Keeping firmware updated is the most effective way to protect against known weaknesses and threats, but zero-day exploits that even the latest firmware might not correct are found…well… every day.
If you don’t keep your WiFi router firmware up-to-date, the hackers may do it for you. There have been a number of documented cases where the bad guys have replaced the router’s firmware with their own, giving them a back door into your network and essentially allowing them to eavesdrop on every network connection you make to the internet. This allows them to compromise every device connected to your WiFi router.
Even if you do keep your WiFi router firmware updated, it can still be replaced if you are not careful. The CIA purportedly had a program, for example, called Cherry Blossom that could replace a WiFi router firmware with spyware if other features of the router were not configured properly. (See Administrator Password and Universal Plug-N-Play sections below).
Keeping firmware updated rates 4/5 shields. It’s only a 4 because most updates are in response to a bug or exploit being found. It’s nearly impossible for firmware to get ahead of hackers researching and exploiting zero-day flaws.
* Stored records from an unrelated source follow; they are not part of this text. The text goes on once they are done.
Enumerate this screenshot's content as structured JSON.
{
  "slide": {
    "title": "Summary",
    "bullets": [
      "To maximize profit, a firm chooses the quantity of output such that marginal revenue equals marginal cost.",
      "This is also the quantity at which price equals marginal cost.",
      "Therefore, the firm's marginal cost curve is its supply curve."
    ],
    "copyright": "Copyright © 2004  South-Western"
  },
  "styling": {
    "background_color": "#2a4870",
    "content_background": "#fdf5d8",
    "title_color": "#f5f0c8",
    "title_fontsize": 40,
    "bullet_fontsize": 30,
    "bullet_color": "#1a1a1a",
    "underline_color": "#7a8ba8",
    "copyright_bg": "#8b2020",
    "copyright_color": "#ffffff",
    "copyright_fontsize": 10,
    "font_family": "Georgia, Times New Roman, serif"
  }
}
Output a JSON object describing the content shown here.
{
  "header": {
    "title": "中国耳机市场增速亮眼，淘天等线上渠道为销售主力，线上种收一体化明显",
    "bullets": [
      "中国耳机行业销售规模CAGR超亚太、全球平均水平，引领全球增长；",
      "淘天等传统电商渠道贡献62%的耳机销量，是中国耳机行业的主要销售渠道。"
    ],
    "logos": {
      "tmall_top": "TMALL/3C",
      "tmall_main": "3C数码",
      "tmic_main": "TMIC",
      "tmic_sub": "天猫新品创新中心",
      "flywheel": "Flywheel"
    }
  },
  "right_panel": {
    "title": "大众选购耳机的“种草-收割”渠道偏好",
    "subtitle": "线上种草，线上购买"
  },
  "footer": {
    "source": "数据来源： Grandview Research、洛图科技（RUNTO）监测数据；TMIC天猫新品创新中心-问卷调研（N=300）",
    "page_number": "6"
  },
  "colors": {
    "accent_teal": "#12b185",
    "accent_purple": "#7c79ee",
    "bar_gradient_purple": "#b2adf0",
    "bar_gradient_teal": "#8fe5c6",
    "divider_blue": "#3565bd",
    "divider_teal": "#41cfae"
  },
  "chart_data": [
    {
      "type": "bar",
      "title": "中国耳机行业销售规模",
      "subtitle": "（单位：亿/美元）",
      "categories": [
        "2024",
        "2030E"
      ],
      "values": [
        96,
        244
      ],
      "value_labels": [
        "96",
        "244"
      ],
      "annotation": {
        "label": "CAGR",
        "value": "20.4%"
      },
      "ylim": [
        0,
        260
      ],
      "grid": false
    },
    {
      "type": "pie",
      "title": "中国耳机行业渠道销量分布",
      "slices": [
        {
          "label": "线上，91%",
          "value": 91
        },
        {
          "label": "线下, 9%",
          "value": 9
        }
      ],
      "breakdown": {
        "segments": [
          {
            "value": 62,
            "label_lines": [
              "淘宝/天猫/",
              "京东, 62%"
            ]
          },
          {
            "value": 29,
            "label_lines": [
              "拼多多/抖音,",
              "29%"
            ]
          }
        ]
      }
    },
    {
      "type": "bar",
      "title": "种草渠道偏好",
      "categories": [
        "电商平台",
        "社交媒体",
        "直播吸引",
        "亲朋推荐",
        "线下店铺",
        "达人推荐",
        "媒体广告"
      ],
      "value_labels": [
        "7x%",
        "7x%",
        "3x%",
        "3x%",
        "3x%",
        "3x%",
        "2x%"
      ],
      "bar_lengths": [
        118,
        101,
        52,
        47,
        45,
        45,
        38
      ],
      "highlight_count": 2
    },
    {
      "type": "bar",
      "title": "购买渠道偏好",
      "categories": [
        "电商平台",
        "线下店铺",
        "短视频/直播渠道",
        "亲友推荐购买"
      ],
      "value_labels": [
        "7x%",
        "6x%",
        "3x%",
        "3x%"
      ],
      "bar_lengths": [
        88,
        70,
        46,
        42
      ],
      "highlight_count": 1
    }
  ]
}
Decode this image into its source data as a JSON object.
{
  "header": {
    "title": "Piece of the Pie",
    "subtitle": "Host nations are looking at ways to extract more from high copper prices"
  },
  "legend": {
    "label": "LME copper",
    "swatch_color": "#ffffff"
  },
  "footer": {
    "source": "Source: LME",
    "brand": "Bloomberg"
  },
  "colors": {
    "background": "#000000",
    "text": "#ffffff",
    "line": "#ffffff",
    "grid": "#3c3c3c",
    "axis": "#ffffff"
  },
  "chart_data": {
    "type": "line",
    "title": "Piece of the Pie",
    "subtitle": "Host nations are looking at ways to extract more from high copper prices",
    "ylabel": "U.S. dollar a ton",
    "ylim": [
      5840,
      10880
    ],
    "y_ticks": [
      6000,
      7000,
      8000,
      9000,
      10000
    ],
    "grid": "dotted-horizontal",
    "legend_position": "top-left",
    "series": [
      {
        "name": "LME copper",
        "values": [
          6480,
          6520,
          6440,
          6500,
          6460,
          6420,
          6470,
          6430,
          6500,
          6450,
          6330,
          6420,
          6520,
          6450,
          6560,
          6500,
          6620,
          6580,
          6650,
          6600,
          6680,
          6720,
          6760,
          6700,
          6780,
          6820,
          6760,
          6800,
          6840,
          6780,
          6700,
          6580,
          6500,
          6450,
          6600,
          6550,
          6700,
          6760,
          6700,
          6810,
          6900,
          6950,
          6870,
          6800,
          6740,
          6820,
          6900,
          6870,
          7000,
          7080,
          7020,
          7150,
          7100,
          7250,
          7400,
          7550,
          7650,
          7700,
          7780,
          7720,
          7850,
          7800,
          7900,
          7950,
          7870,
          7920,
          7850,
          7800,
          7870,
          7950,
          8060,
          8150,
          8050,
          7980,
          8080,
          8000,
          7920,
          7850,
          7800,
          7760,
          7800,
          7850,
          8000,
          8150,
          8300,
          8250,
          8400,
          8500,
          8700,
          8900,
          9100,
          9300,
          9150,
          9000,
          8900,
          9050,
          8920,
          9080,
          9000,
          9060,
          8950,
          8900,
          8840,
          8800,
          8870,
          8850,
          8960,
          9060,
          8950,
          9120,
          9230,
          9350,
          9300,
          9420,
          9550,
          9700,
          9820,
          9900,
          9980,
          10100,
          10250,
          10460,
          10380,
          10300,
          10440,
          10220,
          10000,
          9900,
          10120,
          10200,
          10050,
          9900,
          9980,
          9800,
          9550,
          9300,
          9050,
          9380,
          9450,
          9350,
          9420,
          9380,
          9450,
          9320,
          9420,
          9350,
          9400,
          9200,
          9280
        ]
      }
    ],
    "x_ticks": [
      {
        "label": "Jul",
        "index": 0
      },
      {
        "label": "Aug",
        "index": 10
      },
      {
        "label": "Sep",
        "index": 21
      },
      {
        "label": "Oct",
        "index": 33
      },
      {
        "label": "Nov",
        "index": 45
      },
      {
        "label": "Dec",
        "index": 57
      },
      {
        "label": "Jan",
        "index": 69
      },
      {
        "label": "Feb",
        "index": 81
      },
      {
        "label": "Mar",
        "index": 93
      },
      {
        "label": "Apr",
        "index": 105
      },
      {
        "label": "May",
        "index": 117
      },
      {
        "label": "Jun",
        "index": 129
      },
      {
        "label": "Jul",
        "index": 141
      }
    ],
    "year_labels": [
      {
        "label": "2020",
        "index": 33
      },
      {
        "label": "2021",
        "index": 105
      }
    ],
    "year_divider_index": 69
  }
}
Also, like any other security tool, this one can be turned against you if you are not careful. Firmware updates alone are not enough.
The primary way bad guys break into computer systems and spread malware is through some weakness in the system itself. Recent examples of ransomware like WannaCry and Petya show how Windows’ weaknesses can be readily exploited.
Just like your PC, mobile phone, and notebook computer, your WiFi router also runs an operating system. This is the firmware that you’ve probably heard about. (The name is just a play on the term software—firmware is just software, but instead of being stored on a disk like the operating system on your PC, it’s stored semi-permanently on programmable chips. It’s more “firm” than “soft.”)
Since your WiFi router runs an operating system, it is just as susceptible to hacking through coding errors and weaknesses as your PC. And just like your PC, the WiFi router should have its operating system updated to stay current with the known hacker threats.